On building relationships to accelerate your career  

"I've had mentors ever since my first job at Baxter," said Ms. Allen. "I chose mentors based on their position — they had to be VP and above — because I wanted to become a VP. They had to be in an area of interest where I wanted to go, or they had to have influence to get me there. And they had to be open to the relationship ... At the end of the day folks, you want a mentor to be in the room, to bring up your name when an opportunity comes up. You want them to say, 'Jane is great for that job.'"

"I think mentors are really key, but you need to be broad when you think of a mentor and what they can mentor you in. They may not necessarily be in healthcare or your institution," Dr. Wick said.   

When you join an association or board, you "have to be active. You can't just sit back and say, 'I'm going to go to meetings,'" Ms. Johnson said. "What happens is you meet people, you get other opportunities and you learn things and grow from those relationships."

"One of the things I've learned most profoundly is how to develop strong relationships in my career," Ms. Hardy-Waller said. "As many of you know, the healthcare workforce is 80 percent women, but the people that ran hospitals were mostly men — white men. In order for me to grow my business and make my business successful, I had to learn how to develop strong relationships with individuals who were decision makers in hospitals. That has to be intentional. It has to be deliberate. It's how you take the obstacles and the barriers that you face, no matter why you have them, and leverage them for your success. For me, it was all about building strong relationships so I began to fit into that organization for my business to grow and succeed."  

On work-life balance

"The balance is, as you get more experience and maturity, you realize you can't do them both equally. Some years you are focused on your little kids; some years you are focused on who's going to college and where are they going.
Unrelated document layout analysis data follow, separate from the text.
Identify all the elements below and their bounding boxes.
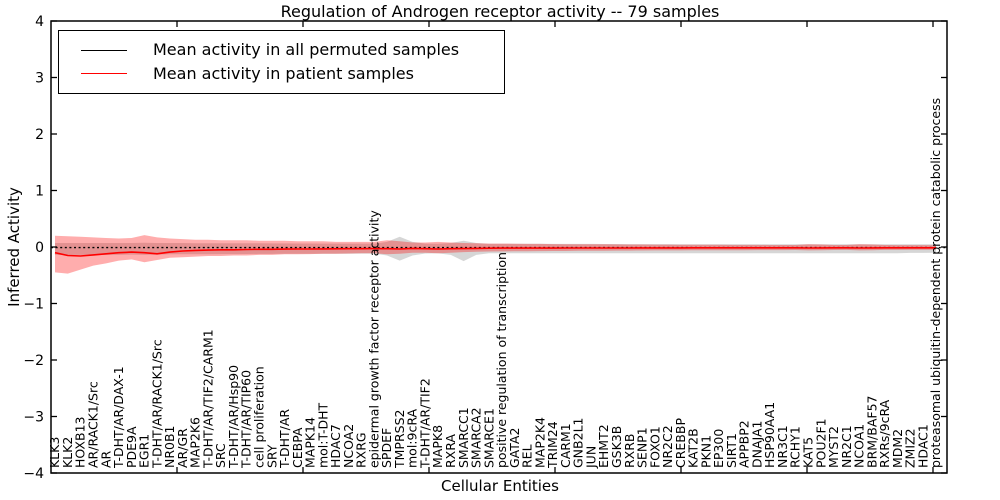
x-category-label: mol:T-DHT (315, 402, 330, 468)
x-category-label: SRY (264, 444, 279, 468)
x-category-label: EHMT2 (596, 424, 611, 468)
x-category-label: SIRT1 (724, 433, 739, 468)
x-category-label: MAP2K4 (532, 417, 547, 468)
y-tick-label: −4 (23, 466, 44, 482)
x-category-labels: KLK3KLK2HOXB13AR/RACK1/SrcART-DHT/AR/DAX… (47, 98, 943, 469)
series-lines (51, 246, 947, 257)
x-category-label: NCOA1 (852, 424, 867, 468)
y-tick-label: 2 (35, 127, 44, 143)
x-category-label: NR0B1 (162, 425, 177, 468)
x-category-label: KAT2B (686, 428, 701, 468)
x-category-label: RXRB (622, 433, 637, 468)
x-category-label: CARM1 (558, 423, 573, 468)
x-category-label: cell proliferation (251, 366, 266, 468)
confidence-bands (55, 235, 936, 274)
y-axis-label: Inferred Activity (5, 187, 23, 307)
y-tick-label: −2 (23, 353, 44, 369)
x-category-label: SMARCC1 (456, 407, 471, 468)
x-category-label: T-DHT/AR/DAX-1 (111, 366, 126, 469)
patient-range-band (55, 235, 936, 274)
legend-item-permuted: Mean activity in all permuted samples (59, 41, 504, 59)
x-category-label: proteasomal ubiquitin-dependent protein … (928, 98, 943, 468)
permuted-line-swatch (81, 49, 127, 51)
y-tick-label: −1 (23, 297, 44, 313)
x-category-label: APPBP2 (737, 420, 752, 468)
x-category-label: HSP90AA1 (762, 402, 777, 468)
x-category-label: EGR1 (137, 434, 152, 468)
x-category-label: SMARCE1 (481, 408, 496, 468)
x-category-label: AR (98, 450, 113, 468)
y-tick-labels: 4 3 2 1 0 −1 −2 −3 −4 (23, 14, 44, 482)
x-category-label: T-DHT/AR/RACK1/Src (149, 339, 164, 469)
x-category-label: CEBPA (290, 427, 305, 468)
x-category-label: TRIM24 (545, 421, 560, 469)
patient-mean-line (54, 247, 936, 257)
x-category-label: BRM/BAF57 (864, 396, 879, 468)
x-category-label: GATA2 (507, 428, 522, 468)
legend: Mean activity in all permuted samples Me… (58, 30, 505, 94)
x-category-label: NR2C2 (660, 425, 675, 468)
y-tick-label: 1 (35, 184, 44, 200)
x-axis-label: Cellular Entities (441, 477, 559, 495)
x-category-label: positive regulation of transcription (494, 252, 509, 468)
x-category-label: SENP1 (635, 427, 650, 468)
x-category-label: KLK2 (60, 437, 75, 468)
x-category-label: PDE9A (124, 426, 139, 468)
x-category-label: TMPRSS2 (392, 410, 407, 469)
x-category-label: KLK3 (47, 437, 62, 468)
chart-title: Regulation of Androgen receptor activity… (280, 2, 720, 21)
x-category-label: RXRG (354, 432, 369, 468)
x-category-label: SMARCA2 (469, 407, 484, 468)
x-category-label: NR2C1 (839, 425, 854, 468)
x-category-label: AR/RACK1/Src (86, 381, 101, 468)
legend-label: Mean activity in patient samples (153, 64, 414, 83)
x-category-label: GSK3B (609, 426, 624, 468)
x-category-label: KAT5 (801, 437, 816, 468)
x-category-label: MAP2K6 (188, 417, 203, 468)
x-category-label: NCOA2 (341, 424, 356, 468)
x-category-label: HDAC1 (915, 424, 930, 468)
x-category-label: HOXB13 (73, 417, 88, 468)
x-category-label: MAPK8 (430, 425, 445, 468)
x-category-label: epidermal growth factor receptor activit… (366, 210, 381, 468)
x-category-label: RXRs/9cRA (877, 399, 892, 468)
x-category-label: T-DHT/AR/TIP60 (239, 370, 254, 469)
x-category-label: POU2F1 (813, 418, 828, 468)
x-category-label: T-DHT/AR/TIF2/CARM1 (200, 329, 215, 469)
patient-line-swatch (81, 73, 127, 75)
x-category-label: MAPK14 (303, 417, 318, 468)
x-category-label: T-DHT/AR/Hsp90 (226, 365, 241, 469)
axes (50, 20, 948, 474)
x-category-label: ZMIZ2 (903, 428, 918, 468)
x-category-label: JUN (583, 446, 598, 469)
x-category-label: FOXO1 (647, 426, 662, 468)
x-category-label: T-DHT/AR (277, 409, 292, 469)
x-category-label: SRC (213, 443, 228, 468)
x-category-label: AR/GR (175, 428, 190, 468)
x-category-label: DNAJA1 (749, 421, 764, 469)
x-category-label: MYST2 (826, 426, 841, 468)
legend-item-patient: Mean activity in patient samples (59, 65, 504, 83)
x-category-label: RCHY1 (788, 426, 803, 468)
y-tick-label: −3 (23, 410, 44, 426)
x-category-label: mol:9cRA (405, 408, 420, 468)
y-tick-label: 4 (35, 14, 44, 30)
x-category-label: EP300 (711, 429, 726, 468)
x-category-label: HDAC7 (328, 424, 343, 468)
y-tick-label: 0 (35, 240, 44, 256)
x-category-label: REL (520, 444, 535, 468)
x-category-label: SPDEF (379, 428, 394, 468)
legend-label: Mean activity in all permuted samples (153, 40, 460, 60)
x-category-label: GNB2L1 (571, 418, 586, 468)
x-category-label: PKN1 (698, 435, 713, 468)
x-category-label: MDM2 (890, 429, 905, 468)
x-category-label: NR3C1 (775, 425, 790, 468)
y-tick-label: 3 (35, 71, 44, 87)
x-category-label: T-DHT/AR/TIF2 (417, 378, 432, 469)
x-category-label: CREBBP (673, 418, 688, 468)
permuted-range-band (55, 236, 936, 262)
x-category-label: RXRA (443, 434, 458, 468)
It moves and it's not always equal," Ms. Johnson said. "Having a wonderful life and having a wonderful career doesn't always happen at the same time. The hardest thing for working women in particular is that you're torn. You feel like you should be home or you feel like you should be working. I never felt that way. I never felt I had to do both equally."   
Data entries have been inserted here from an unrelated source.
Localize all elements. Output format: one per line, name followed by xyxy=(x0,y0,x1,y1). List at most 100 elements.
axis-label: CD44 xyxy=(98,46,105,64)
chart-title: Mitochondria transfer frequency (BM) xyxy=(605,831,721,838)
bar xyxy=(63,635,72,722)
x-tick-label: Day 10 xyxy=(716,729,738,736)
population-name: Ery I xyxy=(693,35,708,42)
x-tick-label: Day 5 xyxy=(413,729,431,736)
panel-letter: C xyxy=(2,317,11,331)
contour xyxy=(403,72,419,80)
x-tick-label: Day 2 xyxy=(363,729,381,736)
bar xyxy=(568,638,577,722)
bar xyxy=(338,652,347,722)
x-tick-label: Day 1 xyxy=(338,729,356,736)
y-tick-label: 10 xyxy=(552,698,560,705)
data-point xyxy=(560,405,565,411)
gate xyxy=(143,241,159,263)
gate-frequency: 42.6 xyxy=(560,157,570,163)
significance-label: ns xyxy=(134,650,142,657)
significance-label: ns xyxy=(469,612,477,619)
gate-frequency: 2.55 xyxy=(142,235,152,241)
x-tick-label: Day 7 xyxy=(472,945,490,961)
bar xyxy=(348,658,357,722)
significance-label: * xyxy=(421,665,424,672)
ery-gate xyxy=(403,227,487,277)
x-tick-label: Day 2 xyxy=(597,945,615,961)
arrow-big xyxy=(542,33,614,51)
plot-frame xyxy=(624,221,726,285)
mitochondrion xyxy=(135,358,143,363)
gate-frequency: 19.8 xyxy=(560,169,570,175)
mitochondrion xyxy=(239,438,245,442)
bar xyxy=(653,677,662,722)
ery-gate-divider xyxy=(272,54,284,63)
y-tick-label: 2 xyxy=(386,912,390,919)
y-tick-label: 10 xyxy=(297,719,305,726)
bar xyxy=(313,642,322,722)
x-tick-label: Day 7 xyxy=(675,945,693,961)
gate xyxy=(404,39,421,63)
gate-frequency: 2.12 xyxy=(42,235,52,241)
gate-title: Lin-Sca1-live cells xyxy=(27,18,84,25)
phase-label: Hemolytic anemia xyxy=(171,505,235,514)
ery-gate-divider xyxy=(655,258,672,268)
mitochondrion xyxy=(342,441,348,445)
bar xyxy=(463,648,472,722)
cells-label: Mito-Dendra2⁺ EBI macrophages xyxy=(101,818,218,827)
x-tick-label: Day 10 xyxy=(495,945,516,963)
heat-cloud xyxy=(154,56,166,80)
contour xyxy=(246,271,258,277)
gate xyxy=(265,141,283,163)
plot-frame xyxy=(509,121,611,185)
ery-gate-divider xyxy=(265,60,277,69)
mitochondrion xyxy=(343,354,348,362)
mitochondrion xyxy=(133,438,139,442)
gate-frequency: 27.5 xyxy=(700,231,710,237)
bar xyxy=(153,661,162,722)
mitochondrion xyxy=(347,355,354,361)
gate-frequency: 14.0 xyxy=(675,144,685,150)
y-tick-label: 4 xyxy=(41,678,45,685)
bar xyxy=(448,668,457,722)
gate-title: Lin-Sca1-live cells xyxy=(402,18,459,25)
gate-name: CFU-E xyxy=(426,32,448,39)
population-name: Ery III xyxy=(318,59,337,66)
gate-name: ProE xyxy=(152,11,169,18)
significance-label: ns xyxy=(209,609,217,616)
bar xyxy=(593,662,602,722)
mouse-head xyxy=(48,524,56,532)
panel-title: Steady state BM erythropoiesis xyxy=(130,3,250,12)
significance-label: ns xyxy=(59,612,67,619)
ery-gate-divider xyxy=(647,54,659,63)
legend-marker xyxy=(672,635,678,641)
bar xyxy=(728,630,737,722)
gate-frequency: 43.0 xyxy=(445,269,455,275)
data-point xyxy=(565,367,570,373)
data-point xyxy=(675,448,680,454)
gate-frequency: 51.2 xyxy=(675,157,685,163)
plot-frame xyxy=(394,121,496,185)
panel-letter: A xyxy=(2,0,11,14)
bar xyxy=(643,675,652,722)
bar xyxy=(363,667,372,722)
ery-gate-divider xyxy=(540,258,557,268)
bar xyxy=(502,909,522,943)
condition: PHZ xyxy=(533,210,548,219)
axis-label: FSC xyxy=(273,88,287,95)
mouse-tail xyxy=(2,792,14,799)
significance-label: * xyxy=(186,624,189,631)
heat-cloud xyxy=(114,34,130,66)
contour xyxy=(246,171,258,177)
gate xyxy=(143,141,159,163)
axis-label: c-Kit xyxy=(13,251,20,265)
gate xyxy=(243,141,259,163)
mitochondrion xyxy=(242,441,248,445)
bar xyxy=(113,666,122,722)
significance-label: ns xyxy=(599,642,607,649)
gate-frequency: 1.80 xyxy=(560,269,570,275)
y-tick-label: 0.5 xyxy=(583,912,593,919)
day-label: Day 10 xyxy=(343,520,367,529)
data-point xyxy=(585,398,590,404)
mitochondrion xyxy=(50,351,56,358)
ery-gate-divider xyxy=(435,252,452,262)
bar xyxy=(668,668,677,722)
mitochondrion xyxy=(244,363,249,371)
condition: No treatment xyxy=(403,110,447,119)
"The way I do it is I find a life outside of work, otherwise I will be working 20 hours a day," Ms. Allen said, adding she also shares these passions with her colleagues. "They will have respect for the fact you have something else going on in your life."

"I shy away from balance. I like to talk about it more like an intersection between personal and business life — how they coexist and come together," Ms. Hardy-Waller said. "My kids knew early on that work was important, but they knew they were as or more important as well. You have to carve out that family time and that means you might be up at 10, 11 or 12 o'clock at night doing the business side of things."

"How [my husband and I] do it is we try to protect the weekends," said Dr. Wick, who is the mother of two and married to a surgeon. "We don't work, except when we're on call. Other weekends we try to have that be for family. The weekdays are challenging. We have a great babysitter who backs us both up, but we try not to stress about the weeknights and really focus on the weekends."